This article was originally published on ETFTrends.com.
Materials stocks and sector-related ETFs were among the worst performers Tuesday after paint and coatings supplier PPG Industries (PPG) warned it will likely report weak third- and fourth-quarter results due to higher material costs and diminished demand from China.
On Tuesday, the Materials Select Sector SPDR (XLB) fell 3.4%, iShares U.S. Basic Materials ETF (IYM) dropped 3.3%, Vanguard Materials ETF (VAW) declined 3.3% and Fidelity MSCI Materials Index ETF (FMAT) decreased 3.3%.
The materials sector was dragged down by PPG Industries after the specialty materials supplier warned it expects to report weak third- and fourth-quarter results. Chief Executive Michael McGarry said the company was pressured by higher costs for epoxy resin and oil prices, along with rising freight costs, the Wall Street Journal reports.
The company in the most recent quarter “experienced the highest level of cost inflation since the cycle began two years ago,” McGarry said.
“We will continue to aggressively manage our costs including accelerating restructuring activities wherever possible,” he added.
The chief executive also stated that the raw material costs are expected to continue increasing for the current quarter but at a more modest pace compared to last year.
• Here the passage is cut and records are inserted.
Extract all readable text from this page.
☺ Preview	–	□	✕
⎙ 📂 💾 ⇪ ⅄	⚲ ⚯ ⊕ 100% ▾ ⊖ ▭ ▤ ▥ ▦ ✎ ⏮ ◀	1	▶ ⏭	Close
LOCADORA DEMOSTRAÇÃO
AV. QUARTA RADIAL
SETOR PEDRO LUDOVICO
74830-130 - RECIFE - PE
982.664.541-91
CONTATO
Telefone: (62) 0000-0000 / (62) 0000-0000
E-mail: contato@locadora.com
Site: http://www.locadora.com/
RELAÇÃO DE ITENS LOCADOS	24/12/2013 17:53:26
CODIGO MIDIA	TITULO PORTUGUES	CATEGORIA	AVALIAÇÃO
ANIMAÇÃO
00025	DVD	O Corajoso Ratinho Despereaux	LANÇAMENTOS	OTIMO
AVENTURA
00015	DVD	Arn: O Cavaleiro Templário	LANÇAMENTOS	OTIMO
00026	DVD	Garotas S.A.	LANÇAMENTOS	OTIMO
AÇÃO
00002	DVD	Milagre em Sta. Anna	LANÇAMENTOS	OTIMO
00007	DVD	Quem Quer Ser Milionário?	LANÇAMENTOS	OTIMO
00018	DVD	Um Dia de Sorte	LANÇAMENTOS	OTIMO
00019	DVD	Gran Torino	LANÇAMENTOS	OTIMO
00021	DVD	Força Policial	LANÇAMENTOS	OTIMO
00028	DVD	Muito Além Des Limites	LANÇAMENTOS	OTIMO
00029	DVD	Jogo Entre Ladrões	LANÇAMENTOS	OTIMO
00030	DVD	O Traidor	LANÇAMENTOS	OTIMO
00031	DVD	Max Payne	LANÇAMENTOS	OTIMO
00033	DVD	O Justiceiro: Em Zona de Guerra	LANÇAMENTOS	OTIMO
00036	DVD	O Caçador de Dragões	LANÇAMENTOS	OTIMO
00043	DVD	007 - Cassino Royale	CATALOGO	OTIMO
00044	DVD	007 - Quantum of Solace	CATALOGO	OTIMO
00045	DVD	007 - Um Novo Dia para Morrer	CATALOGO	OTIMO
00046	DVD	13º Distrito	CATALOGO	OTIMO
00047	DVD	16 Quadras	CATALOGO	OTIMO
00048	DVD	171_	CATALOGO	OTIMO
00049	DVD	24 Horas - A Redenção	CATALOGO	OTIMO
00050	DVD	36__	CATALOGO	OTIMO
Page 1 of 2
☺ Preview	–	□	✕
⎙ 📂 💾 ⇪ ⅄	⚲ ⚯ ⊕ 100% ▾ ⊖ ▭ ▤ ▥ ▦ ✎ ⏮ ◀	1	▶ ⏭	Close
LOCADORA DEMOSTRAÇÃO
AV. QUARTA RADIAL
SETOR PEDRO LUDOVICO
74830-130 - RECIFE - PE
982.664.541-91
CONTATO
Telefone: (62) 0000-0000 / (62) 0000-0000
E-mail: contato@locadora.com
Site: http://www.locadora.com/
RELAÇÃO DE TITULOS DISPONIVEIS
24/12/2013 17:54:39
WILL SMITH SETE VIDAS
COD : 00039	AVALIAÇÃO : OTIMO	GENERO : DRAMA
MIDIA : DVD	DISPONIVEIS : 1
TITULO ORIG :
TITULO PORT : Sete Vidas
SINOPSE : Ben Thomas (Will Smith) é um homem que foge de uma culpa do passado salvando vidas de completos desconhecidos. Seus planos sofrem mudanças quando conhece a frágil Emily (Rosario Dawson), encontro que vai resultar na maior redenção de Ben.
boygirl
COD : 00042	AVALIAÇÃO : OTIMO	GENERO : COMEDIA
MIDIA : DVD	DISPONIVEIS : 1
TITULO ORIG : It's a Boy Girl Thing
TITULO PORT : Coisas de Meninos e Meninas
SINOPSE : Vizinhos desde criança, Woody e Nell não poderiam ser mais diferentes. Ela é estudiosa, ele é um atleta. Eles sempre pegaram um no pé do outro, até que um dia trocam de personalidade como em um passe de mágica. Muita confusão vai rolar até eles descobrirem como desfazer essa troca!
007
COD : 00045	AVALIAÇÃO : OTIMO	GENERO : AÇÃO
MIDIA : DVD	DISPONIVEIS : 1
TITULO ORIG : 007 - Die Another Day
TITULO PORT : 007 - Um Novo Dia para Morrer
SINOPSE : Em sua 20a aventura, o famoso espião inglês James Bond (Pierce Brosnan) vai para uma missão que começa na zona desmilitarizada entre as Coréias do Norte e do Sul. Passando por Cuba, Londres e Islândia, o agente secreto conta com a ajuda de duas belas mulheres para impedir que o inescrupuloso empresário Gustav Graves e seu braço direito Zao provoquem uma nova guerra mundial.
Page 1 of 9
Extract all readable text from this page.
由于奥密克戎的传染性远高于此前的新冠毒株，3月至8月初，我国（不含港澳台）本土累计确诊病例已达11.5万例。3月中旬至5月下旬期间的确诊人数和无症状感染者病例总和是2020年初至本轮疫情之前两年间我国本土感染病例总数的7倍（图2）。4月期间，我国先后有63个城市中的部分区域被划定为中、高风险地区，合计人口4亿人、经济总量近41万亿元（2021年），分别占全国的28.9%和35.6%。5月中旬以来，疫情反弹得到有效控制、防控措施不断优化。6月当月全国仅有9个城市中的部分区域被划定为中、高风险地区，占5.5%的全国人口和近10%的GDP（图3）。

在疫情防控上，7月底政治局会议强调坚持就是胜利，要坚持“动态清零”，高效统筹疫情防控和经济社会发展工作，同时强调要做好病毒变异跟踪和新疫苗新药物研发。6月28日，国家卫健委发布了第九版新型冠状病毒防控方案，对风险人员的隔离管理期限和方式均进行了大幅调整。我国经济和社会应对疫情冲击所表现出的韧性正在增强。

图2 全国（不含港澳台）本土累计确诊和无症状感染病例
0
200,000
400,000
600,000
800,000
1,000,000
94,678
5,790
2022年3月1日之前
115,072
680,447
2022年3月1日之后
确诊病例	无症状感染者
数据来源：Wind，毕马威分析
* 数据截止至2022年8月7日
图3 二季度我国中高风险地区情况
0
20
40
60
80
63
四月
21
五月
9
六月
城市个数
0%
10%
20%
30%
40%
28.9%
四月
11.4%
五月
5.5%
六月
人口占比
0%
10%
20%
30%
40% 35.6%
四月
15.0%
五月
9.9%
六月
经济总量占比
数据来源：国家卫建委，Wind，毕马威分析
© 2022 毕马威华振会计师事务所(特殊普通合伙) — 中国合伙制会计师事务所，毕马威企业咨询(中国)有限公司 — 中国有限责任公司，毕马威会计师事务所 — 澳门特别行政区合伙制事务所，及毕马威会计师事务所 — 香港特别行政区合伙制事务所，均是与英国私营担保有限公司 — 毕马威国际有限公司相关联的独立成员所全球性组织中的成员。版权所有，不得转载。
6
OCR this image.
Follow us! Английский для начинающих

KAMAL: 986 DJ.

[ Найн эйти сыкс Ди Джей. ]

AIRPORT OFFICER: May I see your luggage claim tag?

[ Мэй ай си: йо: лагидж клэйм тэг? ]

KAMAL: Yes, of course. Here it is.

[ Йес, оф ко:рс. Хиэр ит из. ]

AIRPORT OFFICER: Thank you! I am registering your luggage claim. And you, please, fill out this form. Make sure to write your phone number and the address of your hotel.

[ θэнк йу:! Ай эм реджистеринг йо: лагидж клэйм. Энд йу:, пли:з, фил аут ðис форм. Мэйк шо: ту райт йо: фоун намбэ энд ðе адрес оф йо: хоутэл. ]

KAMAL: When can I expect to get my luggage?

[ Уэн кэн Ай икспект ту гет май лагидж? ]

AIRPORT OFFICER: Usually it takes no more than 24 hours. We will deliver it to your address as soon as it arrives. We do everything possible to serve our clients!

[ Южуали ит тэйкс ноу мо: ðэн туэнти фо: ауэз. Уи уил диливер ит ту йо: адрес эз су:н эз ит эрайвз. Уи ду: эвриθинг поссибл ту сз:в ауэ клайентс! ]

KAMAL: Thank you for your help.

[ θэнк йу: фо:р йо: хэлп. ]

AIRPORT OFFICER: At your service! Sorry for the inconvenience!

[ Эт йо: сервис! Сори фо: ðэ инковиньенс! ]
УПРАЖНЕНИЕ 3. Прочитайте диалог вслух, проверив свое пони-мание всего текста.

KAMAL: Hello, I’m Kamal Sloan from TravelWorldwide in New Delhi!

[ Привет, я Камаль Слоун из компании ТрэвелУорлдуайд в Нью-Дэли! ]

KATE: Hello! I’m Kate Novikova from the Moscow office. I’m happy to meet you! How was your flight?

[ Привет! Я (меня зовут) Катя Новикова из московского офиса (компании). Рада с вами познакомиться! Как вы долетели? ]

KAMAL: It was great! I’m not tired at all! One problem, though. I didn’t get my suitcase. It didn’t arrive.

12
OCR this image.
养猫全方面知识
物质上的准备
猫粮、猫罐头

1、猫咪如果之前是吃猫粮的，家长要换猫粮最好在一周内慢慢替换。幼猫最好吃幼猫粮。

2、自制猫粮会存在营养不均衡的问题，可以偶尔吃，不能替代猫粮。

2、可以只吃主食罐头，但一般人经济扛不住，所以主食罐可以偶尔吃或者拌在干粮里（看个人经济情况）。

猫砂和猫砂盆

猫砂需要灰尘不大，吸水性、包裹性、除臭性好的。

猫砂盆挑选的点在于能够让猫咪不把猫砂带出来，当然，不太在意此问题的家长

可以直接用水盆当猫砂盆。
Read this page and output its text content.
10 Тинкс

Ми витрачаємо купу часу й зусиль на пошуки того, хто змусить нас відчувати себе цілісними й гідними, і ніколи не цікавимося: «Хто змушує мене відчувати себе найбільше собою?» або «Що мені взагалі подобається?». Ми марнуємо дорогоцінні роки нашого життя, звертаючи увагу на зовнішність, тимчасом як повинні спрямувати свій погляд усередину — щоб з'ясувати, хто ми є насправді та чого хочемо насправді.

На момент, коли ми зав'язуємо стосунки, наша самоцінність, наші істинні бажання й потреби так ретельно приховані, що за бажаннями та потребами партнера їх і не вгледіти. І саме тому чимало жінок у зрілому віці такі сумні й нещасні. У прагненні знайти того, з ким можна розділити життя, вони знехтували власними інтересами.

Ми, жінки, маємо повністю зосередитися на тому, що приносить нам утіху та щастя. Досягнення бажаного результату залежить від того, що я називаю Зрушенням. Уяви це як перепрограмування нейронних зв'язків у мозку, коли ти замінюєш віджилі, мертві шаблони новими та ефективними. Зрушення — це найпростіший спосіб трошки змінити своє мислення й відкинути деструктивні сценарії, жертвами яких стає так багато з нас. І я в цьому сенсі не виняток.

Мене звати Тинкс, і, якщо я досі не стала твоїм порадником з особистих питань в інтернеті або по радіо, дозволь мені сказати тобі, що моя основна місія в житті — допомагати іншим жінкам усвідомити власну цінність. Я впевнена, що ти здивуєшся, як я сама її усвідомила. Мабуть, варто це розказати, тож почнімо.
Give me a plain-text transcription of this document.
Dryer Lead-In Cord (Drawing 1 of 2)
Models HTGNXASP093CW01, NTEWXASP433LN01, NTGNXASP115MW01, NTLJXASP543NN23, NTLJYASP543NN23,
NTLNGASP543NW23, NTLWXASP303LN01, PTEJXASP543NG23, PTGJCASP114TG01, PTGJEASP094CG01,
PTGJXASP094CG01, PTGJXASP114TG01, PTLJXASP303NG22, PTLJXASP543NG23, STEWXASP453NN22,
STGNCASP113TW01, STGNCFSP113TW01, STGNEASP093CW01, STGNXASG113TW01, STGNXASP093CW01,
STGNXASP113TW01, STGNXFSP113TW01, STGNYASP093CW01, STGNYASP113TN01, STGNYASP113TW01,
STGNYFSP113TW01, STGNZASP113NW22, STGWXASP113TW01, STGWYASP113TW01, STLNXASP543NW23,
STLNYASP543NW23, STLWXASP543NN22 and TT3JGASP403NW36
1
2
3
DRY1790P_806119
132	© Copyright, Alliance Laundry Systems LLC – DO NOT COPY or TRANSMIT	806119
PPG shares plunged 10.1% on the Tuesday announcement, one of its worst daily declines in over two years.
The negative outlook from the materials provider was seen as a warning for the potential broad sector in the upcoming earnings season.
"If industrials and materials are weighed on because of concerns about global activity, it's going to cast a pall over the market at large since S&P 500 companies generate about half of their business from overseas markets," Mark Luschini, chief investment strategist at Janney Montgomery Scott, told U.S. News.